According to Bertolino, the steganography-jamming application would be made available to organizations as part of a software package and would work at the e-mail server level to scour all outgoing communication of nefarious content. Filtering e-mail automatically through an algorithm could give an organization peace of mind without chewing up a lot of billable hours. (Steganography can be detected by trained examiners if the images are passed through a variety of filters to reveal visual indicators, but that requires hours of manpower.)
One major disadvantage, Bertolino concedes, is that his method does nothing to alert authorities to the presence of the mole. However, despite well-funded research, the bottom line remains that it is easier to jam steganography than it is to detect its presence. ”Is it better to know who is doing the attacking or to stop the attack from happening?” Bertolino asks. ”Sometimes catching an intruder is less important than preventing the potential damage caused by releasing that information.”
WetStone CEO Chet Hosmer says Bertolino’s research is founded on legitimate principles. In fact, what Bertolino calls double-stegging is similar to a server-level technology called stego stomping that WetStone sells to companies to filter outgoing e-mail.
The main advantage of such an approach, says Northeastern University computer science professor Ravi Sundaram, under whose guidance Bertolino pursued his research, is that it mitigates a major problem of the espionage ”arms race.” As soon as security personnel figure out how to circumvent one algorithm, 10 more are invented to take its place. Double-stegging could provide a stopgap. No matter how sophisticated steganography methods become, those technology advances could be used against the malefactors. By attacking the applications using the applications themselves, the algorithms become their own worst enemy.
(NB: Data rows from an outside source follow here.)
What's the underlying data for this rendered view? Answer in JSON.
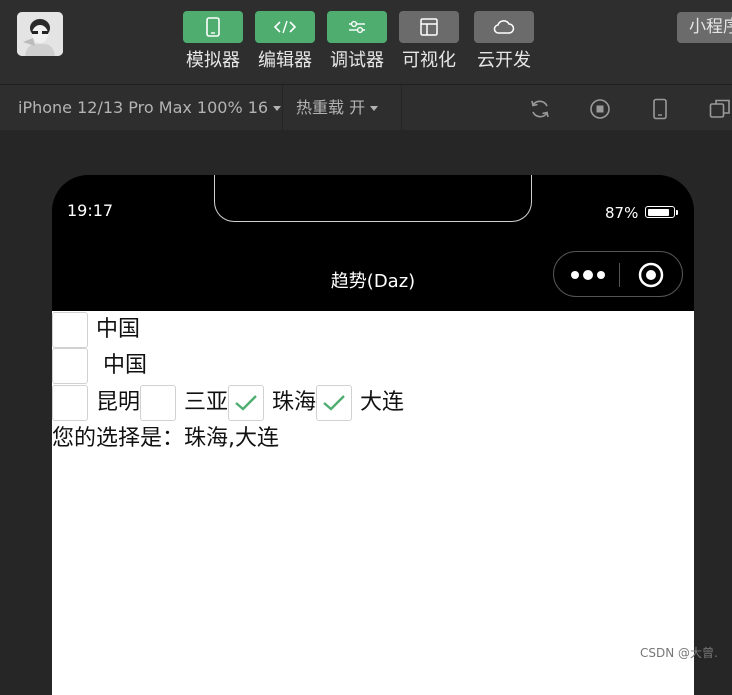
{
  "toolbar": {
    "tools": [
      {
        "label": "模拟器",
        "icon": "phone-icon",
        "style": "green"
      },
      {
        "label": "编辑器",
        "icon": "code-icon",
        "style": "green"
      },
      {
        "label": "调试器",
        "icon": "sliders-icon",
        "style": "green"
      },
      {
        "label": "可视化",
        "icon": "layout-icon",
        "style": "gray"
      },
      {
        "label": "云开发",
        "icon": "cloud-icon",
        "style": "gray"
      }
    ],
    "mini_program_label": "小程序",
    "colors": {
      "active": "#4ead6f",
      "inactive": "#6b6b6b"
    }
  },
  "subbar": {
    "device": "iPhone 12/13 Pro Max 100% 16",
    "hot_reload": "热重载 开"
  },
  "simulator": {
    "status_time": "19:17",
    "battery_percent": "87%",
    "battery_level": 0.87,
    "nav_title": "趋势(Daz)",
    "rows": [
      [
        {
          "label": "中国",
          "checked": false
        }
      ],
      [
        {
          "label": " 中国",
          "checked": false
        }
      ],
      [
        {
          "label": "昆明",
          "checked": false
        },
        {
          "label": "三亚",
          "checked": false
        },
        {
          "label": "珠海",
          "checked": true
        },
        {
          "label": "大连",
          "checked": true
        }
      ]
    ],
    "result_text": "您的选择是：珠海,大连"
  },
  "watermark": "CSDN @大曾."
}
Bertolino thinks his method would be most useful when used alongside detection methods like those being developed at WetStone and Backbone Security, another cybercrime-detection firm, headquartered in Fairmont, W.Va. These firms specialize in detection. Letting Bertolino’s double-stegging application run quietly on an e-mail server means that an examiner could take his time sussing out the intruder while remaining confident that no outgoing e-mails are exporting hidden files.
Thwarting steganography that makes use of static carriers like JPEG or MP3 files is important, says Hosmer. However, steganography is a moving target. Now exfiltrators are beginning to make use of streaming data technologies like voice over Internet Protocol (VoIP). Disrupting or even detecting hidden transmissions inside real-time phone calls is the next hurdle for digital forensics companies, and Hosmer says it poses a significantly more challenging problem.
This story was corrected on 25 August 2008.